Mais il faut dire maintenant l’actualité tout à fait singulière d’un tel livre.
Il y a des sujets éternels, ou mieux, perpétuels — sujets d’étonnement perpétuel — et la Fin du Monde est l’un d’eux. Un vrai mythe, c’est-à-dire un événement perpétuellement possible, qui reçoit la vie comme un moule reçoit la matière en fusion et la réalise soudain — la fait chose — en lui donnant une forme ; l’actualise — la fait acte — en l’arrêtant dans cette forme et lui donnant une date. Les périodes qui « marquent » dans l’Histoire sont celles où la forme d’un mythe affleure, s’incarne et devient visible. Ce sont les périodes de crise. Or toute crise est un jugement4, — un « arrêt dans une forme ». Cela se voit par l’étymologie. Aussi, par le passage à la limite : car la plus grande crise imaginable, c’est l’arrêt absolu, suprême : le Jugement dernier. Le sens de l’actuelle crise apparaît ainsi manifeste : un jugement sur tous les plans, financier, commercial, éthique et spirituel. Que les échanges se ralentissent ou cessent : aussitôt perce l’interrogation que la réussite [p. 149] couvrait. Où va notre or, en réalité ? (Dans quelle direction principale.) Où tend notre action centuplée par les machines ? Où tendent nos métaphysiques et nos philosophies mal embrayées ?… Nous voici ramenés aux questions simples, et réputées grossières. Peut-être voit-on mieux maintenant dans quel esprit Ramuz les pose, et que précisément c’est l’esprit de ces Signes. Aussi serait-il bien insuffisant de dire d’une telle œuvre, datée de 1919 et reparue en un temps de crise, qu’elle en revêt une actualité accidentelle : c’est en quelque sorte le contraire qui est vrai ; c’est notre temps qui revêt une actualité5 et une réalité véritables du fait de la crise.

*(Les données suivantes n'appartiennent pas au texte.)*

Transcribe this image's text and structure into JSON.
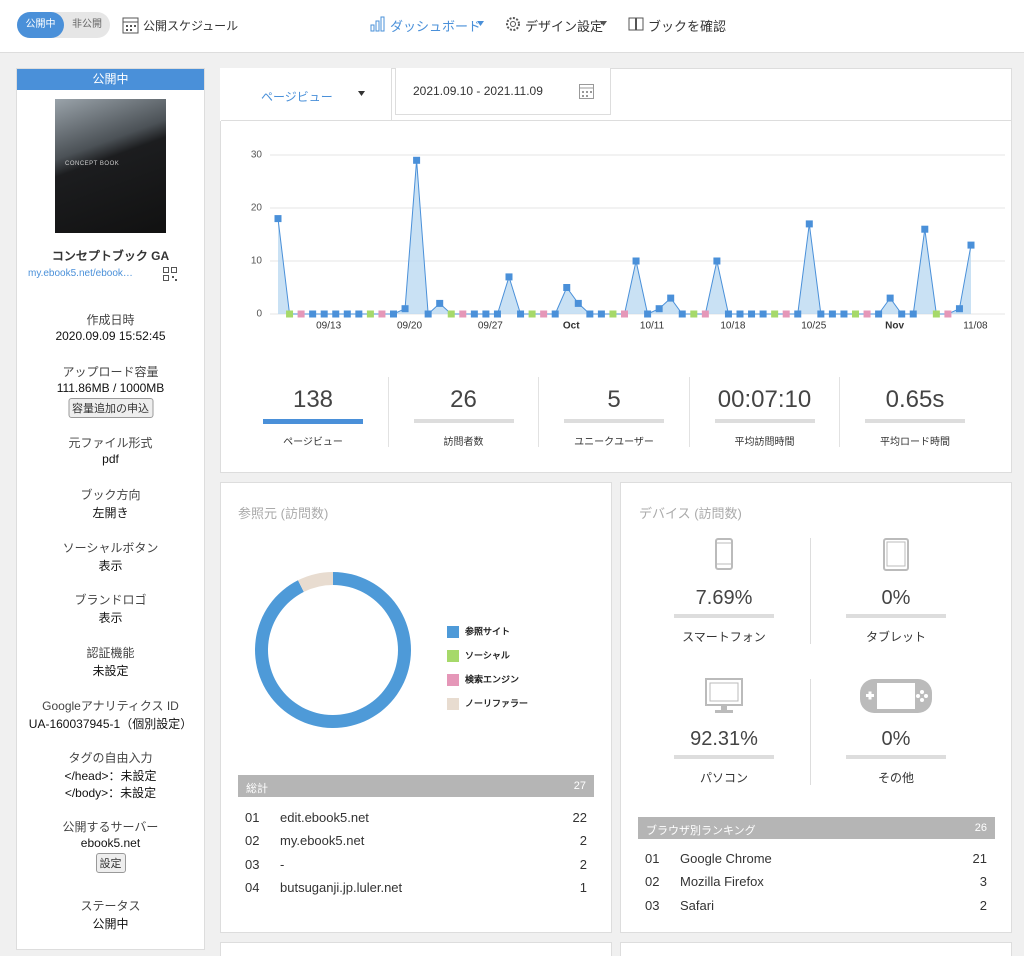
{
  "header": {
    "toggle": [
      "公開中",
      "非公開"
    ],
    "schedule": "公開スケジュール",
    "nav": [
      "ダッシュボード",
      "デザイン設定",
      "ブックを確認"
    ]
  },
  "sidebar": {
    "status_header": "公開中",
    "cover_text": "CONCEPT BOOK",
    "book_title": "コンセプトブック GA",
    "book_url": "my.ebook5.net/ebook…",
    "fields": [
      {
        "label": "作成日時",
        "lines": [
          "2020.09.09 15:52:45"
        ]
      },
      {
        "label": "アップロード容量",
        "lines": [
          "111.86MB / 1000MB"
        ],
        "button": "容量追加の申込"
      },
      {
        "label": "元ファイル形式",
        "lines": [
          "pdf"
        ]
      },
      {
        "label": "ブック方向",
        "lines": [
          "左開き"
        ]
      },
      {
        "label": "ソーシャルボタン",
        "lines": [
          "表示"
        ]
      },
      {
        "label": "ブランドロゴ",
        "lines": [
          "表示"
        ]
      },
      {
        "label": "認証機能",
        "lines": [
          "未設定"
        ]
      },
      {
        "label": "Googleアナリティクス ID",
        "lines": [
          "UA-160037945-1（個別設定）"
        ]
      },
      {
        "label": "タグの自由入力",
        "lines": [
          "</head>：未設定",
          "</body>：未設定"
        ]
      },
      {
        "label": "公開するサーバー",
        "lines": [
          "ebook5.net"
        ],
        "button": "設定"
      },
      {
        "label": "ステータス",
        "lines": [
          "公開中"
        ]
      }
    ]
  },
  "dashboard": {
    "tab": "ページビュー",
    "date_range": "2021.09.10 - 2021.11.09",
    "stats": [
      {
        "value": "138",
        "label": "ページビュー"
      },
      {
        "value": "26",
        "label": "訪問者数"
      },
      {
        "value": "5",
        "label": "ユニークユーザー"
      },
      {
        "value": "00:07:10",
        "label": "平均訪問時間"
      },
      {
        "value": "0.65s",
        "label": "平均ロード時間"
      }
    ]
  },
  "chart_data": [
    {
      "type": "area",
      "color": "#4a90d9",
      "fill": "#bcd9f1",
      "grid": true,
      "ylim": [
        0,
        30
      ],
      "yticks": [
        0,
        10,
        20,
        30
      ],
      "categories": [
        null,
        null,
        null,
        "09/13",
        null,
        null,
        null,
        null,
        null,
        null,
        "09/20",
        null,
        null,
        null,
        null,
        null,
        null,
        "09/27",
        null,
        null,
        null,
        null,
        null,
        null,
        "Oct",
        null,
        null,
        null,
        null,
        null,
        null,
        "10/11",
        null,
        null,
        null,
        null,
        null,
        null,
        "10/18",
        null,
        null,
        null,
        null,
        null,
        null,
        "10/25",
        null,
        null,
        null,
        null,
        null,
        null,
        "Nov",
        null,
        null,
        null,
        null,
        null,
        null,
        "11/08",
        null
      ],
      "values": [
        18,
        0,
        0,
        0,
        0,
        0,
        0,
        0,
        0,
        0,
        0,
        1,
        29,
        0,
        2,
        0,
        0,
        0,
        0,
        0,
        7,
        0,
        0,
        0,
        0,
        5,
        2,
        0,
        0,
        0,
        0,
        10,
        0,
        1,
        3,
        0,
        0,
        0,
        10,
        0,
        0,
        0,
        0,
        0,
        0,
        0,
        17,
        0,
        0,
        0,
        0,
        0,
        0,
        3,
        0,
        0,
        16,
        0,
        0,
        1,
        13
      ],
      "point_colors": {
        "weekday": "#4a90d9",
        "saturday": "#a6d96a",
        "sunday": "#e597b8"
      }
    },
    {
      "type": "pie",
      "title": "参照元 (訪問数)",
      "categories": [
        "参照サイト",
        "ソーシャル",
        "検索エンジン",
        "ノーリファラー"
      ],
      "values": [
        25,
        0,
        0,
        2
      ],
      "colors": [
        "#4e9ad8",
        "#a6d96a",
        "#e597b8",
        "#e8dcd0"
      ]
    }
  ],
  "referrers": {
    "total_label": "総計",
    "total": 27,
    "rows": [
      [
        "01",
        "edit.ebook5.net",
        22
      ],
      [
        "02",
        "my.ebook5.net",
        2
      ],
      [
        "03",
        "-",
        2
      ],
      [
        "04",
        "butsuganji.jp.luler.net",
        1
      ]
    ]
  },
  "devices": {
    "title": "デバイス (訪問数)",
    "items": [
      {
        "value": "7.69%",
        "label": "スマートフォン"
      },
      {
        "value": "0%",
        "label": "タブレット"
      },
      {
        "value": "92.31%",
        "label": "パソコン"
      },
      {
        "value": "0%",
        "label": "その他"
      }
    ]
  },
  "browsers": {
    "title": "ブラウザ別ランキング",
    "total": 26,
    "rows": [
      [
        "01",
        "Google Chrome",
        21
      ],
      [
        "02",
        "Mozilla Firefox",
        3
      ],
      [
        "03",
        "Safari",
        2
      ]
    ]
  }
}
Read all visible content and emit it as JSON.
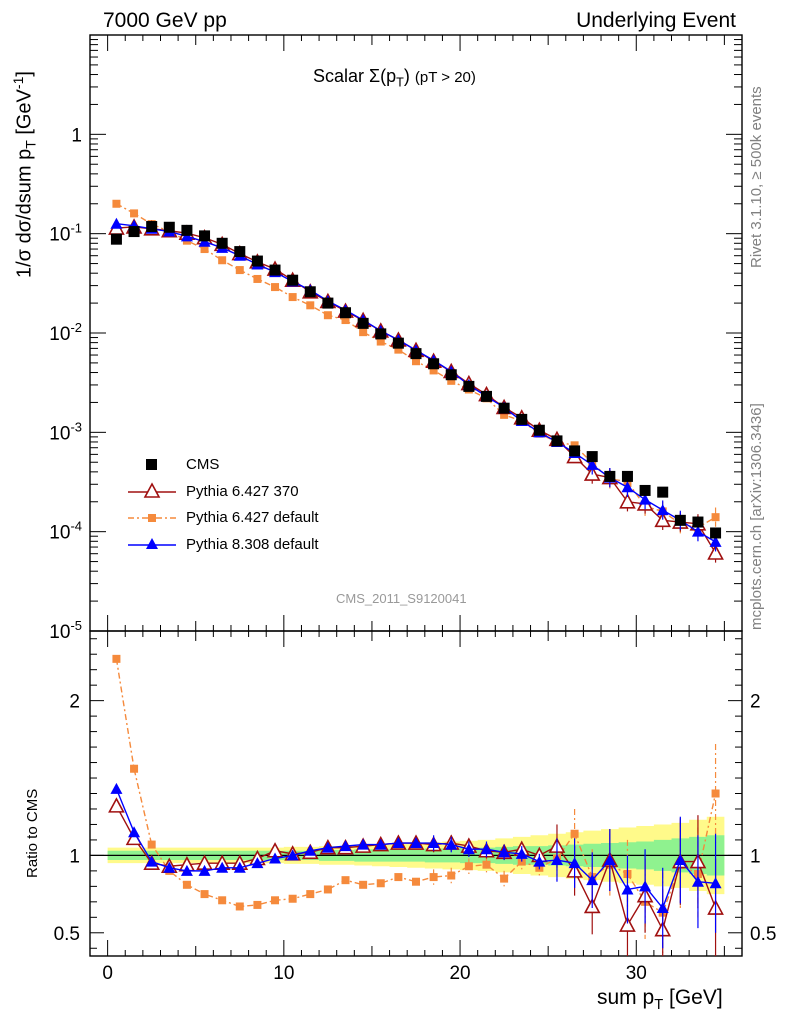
{
  "header": {
    "left": "7000 GeV pp",
    "right": "Underlying Event"
  },
  "side_text": {
    "rivet": "Rivet 3.1.10, ≥ 500k events",
    "url": "mcplots.cern.ch [arXiv:1306.3436]"
  },
  "watermark": "CMS_2011_S9120041",
  "colors": {
    "cms": "#000000",
    "py6_370": "#a01010",
    "py6_default": "#f58a3c",
    "py8": "#0000ff",
    "band_outer": "#fffa8a",
    "band_inner": "#8ff28f"
  },
  "chart_data": [
    {
      "type": "scatter",
      "log_y": true,
      "title": "Scalar Σ(p_T) (pT > 20)",
      "title_parts": {
        "main": "Scalar ",
        "sigma": "Σ(p",
        "sub": "T",
        "close": ")",
        "cut": "(pT > 20)"
      },
      "xlabel": "sum p_T [GeV]",
      "ylabel": "1/σ dσ/dsum p_T [GeV^-1]",
      "ylabel_parts": {
        "main": "1/σ dσ/dsum p",
        "sub": "T",
        "unit": " [GeV",
        "sup": "-1",
        "end": "]"
      },
      "xlim": [
        -1,
        36
      ],
      "ylim": [
        1e-05,
        10
      ],
      "y_tick_labels": [
        "1",
        "10^-1",
        "10^-2",
        "10^-3",
        "10^-4",
        "10^-5"
      ],
      "x": [
        0.5,
        1.5,
        2.5,
        3.5,
        4.5,
        5.5,
        6.5,
        7.5,
        8.5,
        9.5,
        10.5,
        11.5,
        12.5,
        13.5,
        14.5,
        15.5,
        16.5,
        17.5,
        18.5,
        19.5,
        20.5,
        21.5,
        22.5,
        23.5,
        24.5,
        25.5,
        26.5,
        27.5,
        28.5,
        29.5,
        30.5,
        31.5,
        32.5,
        33.5,
        34.5
      ],
      "legend": [
        {
          "name": "CMS"
        },
        {
          "name": "Pythia 6.427 370"
        },
        {
          "name": "Pythia 6.427 default"
        },
        {
          "name": "Pythia 8.308 default"
        }
      ],
      "series": [
        {
          "name": "CMS",
          "values": [
            0.088,
            0.105,
            0.118,
            0.116,
            0.108,
            0.095,
            0.08,
            0.066,
            0.053,
            0.043,
            0.034,
            0.026,
            0.02,
            0.016,
            0.0125,
            0.0098,
            0.0079,
            0.0062,
            0.0049,
            0.0038,
            0.0029,
            0.0023,
            0.00175,
            0.00135,
            0.00105,
            0.00082,
            0.00065,
            0.00057,
            0.00036,
            0.00036,
            0.00026,
            0.00025,
            0.00013,
            0.000125,
            9.7e-05
          ]
        },
        {
          "name": "Pythia 6.427 370",
          "values": [
            0.114,
            0.117,
            0.112,
            0.107,
            0.101,
            0.091,
            0.078,
            0.063,
            0.052,
            0.044,
            0.034,
            0.026,
            0.0208,
            0.0166,
            0.0134,
            0.0105,
            0.0085,
            0.0067,
            0.0052,
            0.0041,
            0.0031,
            0.0024,
            0.00178,
            0.0014,
            0.00105,
            0.00085,
            0.00057,
            0.00038,
            0.00035,
            0.0002,
            0.00019,
            0.00013,
            0.000125,
            0.00012,
            6.1e-05
          ]
        },
        {
          "name": "Pythia 6.427 default",
          "values": [
            0.2,
            0.16,
            0.125,
            0.105,
            0.085,
            0.07,
            0.054,
            0.043,
            0.035,
            0.029,
            0.023,
            0.019,
            0.0151,
            0.0135,
            0.0102,
            0.0082,
            0.0068,
            0.0052,
            0.0042,
            0.0033,
            0.0027,
            0.0022,
            0.0015,
            0.0013,
            0.00097,
            0.0008,
            0.00074,
            0.00049,
            0.00034,
            0.00032,
            0.00018,
            0.00016,
            0.00012,
            0.00011,
            0.00014
          ]
        },
        {
          "name": "Pythia 8.308 default",
          "values": [
            0.126,
            0.12,
            0.112,
            0.105,
            0.094,
            0.083,
            0.072,
            0.06,
            0.049,
            0.041,
            0.033,
            0.027,
            0.021,
            0.017,
            0.0135,
            0.0105,
            0.0085,
            0.0067,
            0.0053,
            0.0041,
            0.003,
            0.0023,
            0.00178,
            0.0013,
            0.001,
            0.0008,
            0.00062,
            0.00047,
            0.00035,
            0.00028,
            0.00021,
            0.000165,
            0.00013,
            0.0001,
            7.9e-05
          ]
        }
      ]
    },
    {
      "type": "scatter",
      "title": "",
      "xlabel": "sum p_T [GeV]",
      "ylabel": "Ratio to CMS",
      "xlim": [
        -1,
        36
      ],
      "ylim": [
        0.35,
        2.45
      ],
      "x_ticks": [
        0,
        10,
        20,
        30
      ],
      "y_ticks": [
        0.5,
        1,
        2
      ],
      "y_tick_labels": [
        "0.5",
        "1",
        "2"
      ],
      "x": [
        0.5,
        1.5,
        2.5,
        3.5,
        4.5,
        5.5,
        6.5,
        7.5,
        8.5,
        9.5,
        10.5,
        11.5,
        12.5,
        13.5,
        14.5,
        15.5,
        16.5,
        17.5,
        18.5,
        19.5,
        20.5,
        21.5,
        22.5,
        23.5,
        24.5,
        25.5,
        26.5,
        27.5,
        28.5,
        29.5,
        30.5,
        31.5,
        32.5,
        33.5,
        34.5
      ],
      "band_inner": [
        0.03,
        0.03,
        0.03,
        0.03,
        0.03,
        0.03,
        0.03,
        0.03,
        0.03,
        0.03,
        0.03,
        0.03,
        0.035,
        0.035,
        0.04,
        0.04,
        0.04,
        0.04,
        0.045,
        0.045,
        0.05,
        0.05,
        0.055,
        0.06,
        0.06,
        0.065,
        0.07,
        0.075,
        0.08,
        0.085,
        0.09,
        0.1,
        0.11,
        0.12,
        0.13
      ],
      "band_outer": [
        0.05,
        0.05,
        0.05,
        0.05,
        0.05,
        0.05,
        0.05,
        0.05,
        0.05,
        0.05,
        0.055,
        0.055,
        0.06,
        0.06,
        0.065,
        0.07,
        0.075,
        0.08,
        0.085,
        0.09,
        0.095,
        0.1,
        0.11,
        0.12,
        0.13,
        0.14,
        0.15,
        0.16,
        0.17,
        0.18,
        0.19,
        0.2,
        0.21,
        0.23,
        0.25
      ],
      "series": [
        {
          "name": "Pythia 6.427 370",
          "values": [
            1.32,
            1.11,
            0.95,
            0.93,
            0.94,
            0.95,
            0.95,
            0.95,
            0.98,
            1.03,
            1.01,
            1.02,
            1.05,
            1.05,
            1.06,
            1.07,
            1.08,
            1.08,
            1.07,
            1.08,
            1.06,
            1.03,
            1.02,
            1.04,
            1.0,
            1.06,
            0.9,
            0.67,
            0.97,
            0.55,
            0.74,
            0.52,
            0.96,
            0.96,
            0.66
          ]
        },
        {
          "name": "Pythia 6.427 default",
          "values": [
            2.27,
            1.56,
            1.07,
            0.9,
            0.81,
            0.75,
            0.71,
            0.67,
            0.68,
            0.71,
            0.72,
            0.75,
            0.78,
            0.84,
            0.81,
            0.82,
            0.86,
            0.83,
            0.86,
            0.87,
            0.93,
            0.94,
            0.85,
            0.96,
            0.92,
            0.98,
            1.14,
            0.86,
            0.94,
            0.88,
            0.7,
            0.63,
            0.94,
            0.88,
            1.4
          ]
        },
        {
          "name": "Pythia 8.308 default",
          "values": [
            1.43,
            1.15,
            0.96,
            0.92,
            0.9,
            0.9,
            0.92,
            0.92,
            0.95,
            0.98,
            1.0,
            1.03,
            1.05,
            1.06,
            1.07,
            1.07,
            1.08,
            1.08,
            1.08,
            1.07,
            1.04,
            1.04,
            1.02,
            1.01,
            0.96,
            0.97,
            0.95,
            0.84,
            0.97,
            0.78,
            0.8,
            0.66,
            0.97,
            0.83,
            0.82
          ]
        }
      ]
    }
  ]
}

Mais cet affleurement mystérieux de la forme mythique, le poète en tout temps a le pouvoir de le susciter dans son œuvre, comme le mystique dans sa prière. Et c’est pourquoi le poète, Ramuz, l’homme qui vit concrètement les grands mythes et les réalise dans sa vision, cet homme sera toujours en puissance d’aujourd’hui, enraciné profondément dans une permanente actualité.